Project Brief: Analyzing Booking Data for Shawn Hotel Groups (SHG)
Greetings from Shawn Hotel Groups (SHG). As a recently recruited Business Intelligence Analyst and Data Analyst, you will be essential to our efforts to solve the puzzles buried in our booking data. Renowned hospitality company SHG aims to improve visitor experiences and streamline corporate processes by utilizing data-driven insights. Your task is to thoroughly examine one of our best resorts' past booking data in order to identify trends, comprehend consumer behavior, and offer useful suggestions for tactical decision-making.
Project Overview:
Your task involves a thorough analysis of a comprehensive dataset, featuring intricate details of bookings, guest demographics, distribution channels, and financial metrics. By applying your analytical prowess, we aim to extract meaningful insights that will not only inform operational improvements but also contribute to the overall success of SHG in delivering unparalleled hospitality.
Data Dictionary:
● Booking ID: Unique identifier for each booking.
● Hotel: Type or name of the hotel within the Shawn Hotel Group.
● Booking Date: Date when the booking was made.
● Arrival Date: Date when the guests are scheduled to arrive.
● Lead Time: Number of days between the booking date and arrival date.
● Nights: Number of nights the guests are booked to stay.
● Guests: Number of guests included in the booking.
● Distribution Channel: The channel through which the booking was made (e.g., Direct, Online Travel Agent, Offline Travel Agent).
● Customer Type: Type of customer making the booking (e.g., Transient, Corporate).
● Country: Country of origin of the guests.
● Deposit Type: Whether a deposit was made for the booking (e.g., No Deposit, Deposit).
● Avg Daily Rate: Average daily rate for the booking.
● Status: Status of the booking (e.g., Check-Out, Canceled).
● Status Update: Date of the last status update for the booking.
● Canceled (0/1): Binary indicator of whether the booking was canceled (1 if canceled, 0 if not canceled).
● Revenue: Revenue generated from the booking.
● Revenue Loss: Loss in revenue if the booking was canceled (negative value if the booking wasn't canceled).
Booking Patterns:
● What is the trend in booking patterns over time, and are there specific seasons or months with increased booking activity?
● How does lead time vary across different booking channels, and is there a correlation between lead time and customer type?
Customer Behavior Analysis:
● Which distribution channels contribute the most to bookings, and how does the average daily rate (ADR) differ across these channels?
● Can we identify any patterns in the distribution of guests based on their country of origin, and how does this impact revenue?
Cancellation Analysis:
● What factors are most strongly correlated with cancellations, and can we predict potential cancellations based on certain variables?
● How does the revenue loss from cancellations compare across different customer segments and distribution channels?
Revenue Optimization:
● What is the overall revenue trend, and are there specific customer segments or countries contributing significantly to revenue?

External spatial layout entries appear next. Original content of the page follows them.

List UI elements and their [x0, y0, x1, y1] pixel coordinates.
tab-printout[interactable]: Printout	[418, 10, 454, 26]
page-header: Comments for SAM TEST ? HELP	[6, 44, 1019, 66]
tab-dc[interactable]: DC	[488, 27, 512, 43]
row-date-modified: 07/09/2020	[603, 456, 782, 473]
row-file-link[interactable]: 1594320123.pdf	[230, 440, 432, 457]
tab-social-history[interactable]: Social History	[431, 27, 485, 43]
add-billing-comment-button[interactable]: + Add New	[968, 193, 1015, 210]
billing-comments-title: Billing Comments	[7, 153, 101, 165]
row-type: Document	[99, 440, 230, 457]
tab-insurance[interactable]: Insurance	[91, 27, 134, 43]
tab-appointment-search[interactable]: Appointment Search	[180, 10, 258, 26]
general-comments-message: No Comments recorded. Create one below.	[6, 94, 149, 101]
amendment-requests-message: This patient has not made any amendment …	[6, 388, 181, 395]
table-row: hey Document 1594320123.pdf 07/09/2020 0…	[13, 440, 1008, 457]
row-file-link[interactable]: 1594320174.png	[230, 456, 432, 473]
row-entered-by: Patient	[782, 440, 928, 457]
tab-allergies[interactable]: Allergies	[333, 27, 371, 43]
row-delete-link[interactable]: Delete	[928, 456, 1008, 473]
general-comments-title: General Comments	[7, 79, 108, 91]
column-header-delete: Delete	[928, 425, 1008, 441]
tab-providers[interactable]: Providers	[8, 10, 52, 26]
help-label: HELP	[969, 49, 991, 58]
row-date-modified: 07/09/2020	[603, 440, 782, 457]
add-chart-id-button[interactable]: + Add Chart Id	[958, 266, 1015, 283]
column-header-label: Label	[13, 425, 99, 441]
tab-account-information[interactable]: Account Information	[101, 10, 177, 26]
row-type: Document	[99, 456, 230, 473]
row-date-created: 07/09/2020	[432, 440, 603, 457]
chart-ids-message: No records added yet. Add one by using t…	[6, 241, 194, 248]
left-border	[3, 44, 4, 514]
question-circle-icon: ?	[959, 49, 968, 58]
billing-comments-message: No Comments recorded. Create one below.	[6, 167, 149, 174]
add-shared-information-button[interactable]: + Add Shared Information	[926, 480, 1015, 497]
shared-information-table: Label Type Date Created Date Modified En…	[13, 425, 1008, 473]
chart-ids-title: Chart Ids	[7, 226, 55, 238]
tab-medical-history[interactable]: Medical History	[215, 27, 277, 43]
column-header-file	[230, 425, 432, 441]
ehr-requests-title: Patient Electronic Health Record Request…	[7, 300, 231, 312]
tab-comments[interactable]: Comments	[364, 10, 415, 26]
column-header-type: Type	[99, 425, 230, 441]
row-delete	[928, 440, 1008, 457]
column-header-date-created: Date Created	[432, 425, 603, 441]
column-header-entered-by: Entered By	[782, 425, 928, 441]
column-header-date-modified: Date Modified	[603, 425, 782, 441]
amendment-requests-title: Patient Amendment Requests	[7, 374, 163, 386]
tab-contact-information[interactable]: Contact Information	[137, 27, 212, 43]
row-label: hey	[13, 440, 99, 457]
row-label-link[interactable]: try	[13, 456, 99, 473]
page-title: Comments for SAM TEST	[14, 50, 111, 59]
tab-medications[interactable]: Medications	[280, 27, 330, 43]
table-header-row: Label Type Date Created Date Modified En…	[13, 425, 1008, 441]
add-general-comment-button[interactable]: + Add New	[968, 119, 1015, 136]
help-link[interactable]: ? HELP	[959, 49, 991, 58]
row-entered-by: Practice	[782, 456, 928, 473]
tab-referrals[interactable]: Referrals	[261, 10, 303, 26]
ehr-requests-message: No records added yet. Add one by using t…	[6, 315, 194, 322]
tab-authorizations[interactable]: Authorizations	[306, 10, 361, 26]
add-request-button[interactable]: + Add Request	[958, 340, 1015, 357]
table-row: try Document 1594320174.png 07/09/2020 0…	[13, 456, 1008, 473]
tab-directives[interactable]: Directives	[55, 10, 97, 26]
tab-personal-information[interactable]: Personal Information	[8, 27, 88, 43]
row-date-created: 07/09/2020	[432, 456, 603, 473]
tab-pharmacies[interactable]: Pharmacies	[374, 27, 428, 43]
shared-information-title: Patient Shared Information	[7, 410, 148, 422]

● Can we identify optimal pricing strategies based on the Average Daily Rate (ADR) for different customer types and distribution channels?
Geographical Analysis:
● How does the distribution of guests vary across different countries, and are there specific countries that should be targeted for marketing efforts?
● Is there a correlation between the country of origin and the likelihood of cancellations or extended stays?
Operational Efficiency:
● What is the average length of stay for guests, and how does it differ based on booking channels or customer types?
● Are there patterns in check-out dates that can inform staffing and resource allocation strategies?
Booking Patterns
- The year 2016 has the highest number of bookings with 49% of the total bookings all four years.
- January and February have the combination of 25% of the total bookings in all months.
- The 17th of the month has the highest number of booking while the five lowest number of booking day are 28, 27, 30, 29, and 31. This indicates that custimers don't make much booking on the last days of the month compare to the early days of the month.
- The first and last quarter of the recorded 59% of the total bookings. Q1 has the highest with 33.5%.
- Offline Travel Agent has the highest number of lead time followed by online travel agent.
- Customer types like Contract and Transient-party have the highest number of lead time.
Customer Behaviour Analysis
- The channel with the most bookings is Online Travel Agent with 62.22% of the total bookings.
- Online Travel Agent and Direct have the highest number of Avg Daily Rate.
- The top 3 countries with the highest revenue contribute to 54.9% of the total revenue
Cancellation Analysis
- Transcient has the highest revenue loss from cancellation across different custom segments
- Online Travel agent has the highest revenue loss from cancellations across different customer segments.